Another challenge in working with the circa 1960s-built infrastructure is that it was not designed to accommodate all of the computer networks, lighting systems, monitoring equipment and other elements commonly used in hospitals today. The ceiling space was congested due to the addition of so much add-on infrastructure. As a result, although engineers scheduled plans to complete certain amounts of work within particular timeframes, the team often encountered new constraints and physical challenges. Ducts and pipes could not be seen until they were reached, and no drawings existed that accurately document where elements were located. Over the decades, the ceiling had been subject to a continuing series of modifications, resulting in an incomplete picture of the ceiling’s makeup.
The hospital kept bumping up against impossible-to-foresee constructability problem that required a high degree of creativity and contingency planning on the part of the construction team. The “surprise” factor extended the beginning-to-end program about ten months, or approximately two months longer than a typical project of the same scope. Yet, in spite of the longer schedule, the construction team’s careful phasing and scheduling helped keep costs consistent with an upgrade at a modern facility.
Through energy-efficient technology, this institution today maintains consistent relative humidity levels. Levels generally range between 44 and 55 percent. The facility is continually managing itself within a tighter bandwidth of control in respect to humidity, temperature and air changes.
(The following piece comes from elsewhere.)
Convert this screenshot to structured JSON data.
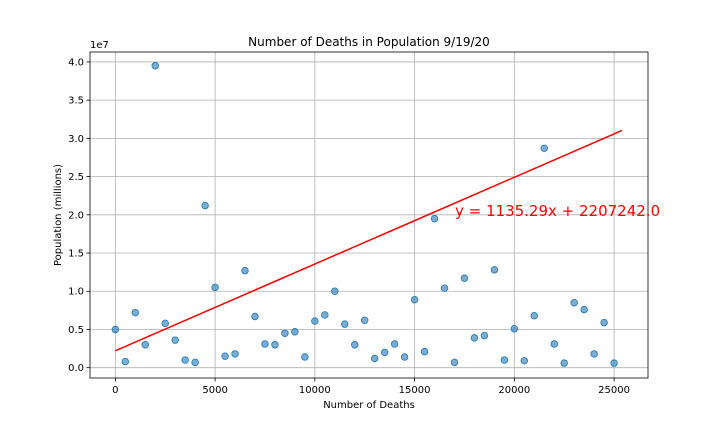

In addition, the hospital installed occupied/unoccupied ventilation controls that reduced air conditioning costs during unoccupied hours. Air change rates were optimized to meet codes, and the new controls approximately reduced the HVAC energy cost needed to condition the OR spaces and affected adjacent spaces by 25 percent.
The value of the operating room
To succeed as caregiving institutions, hospitals must have high-functioning ORs. The “occupied period” for a typical OR may start before 6 a.m., when nurses and support staff start to set up the surgical environment. Procedures may then typically begin at 7 a.m. and end in the evening sometimes later than 9 p.m., followed by a closing hour of post-surgical occupancy.
The OR is the venue where the life and health of patients often is most vulnerable, and where the skills of highly trained medical personnel may be put to the greatest test. It also is typically among the highest revenue generators for a hospital. And because OR room size has been growing to allow for modern medical equipment and to help ensure staff and patient safety, it places greater emphasis on the need for environmental controls that are energy-efficient and cost-effective.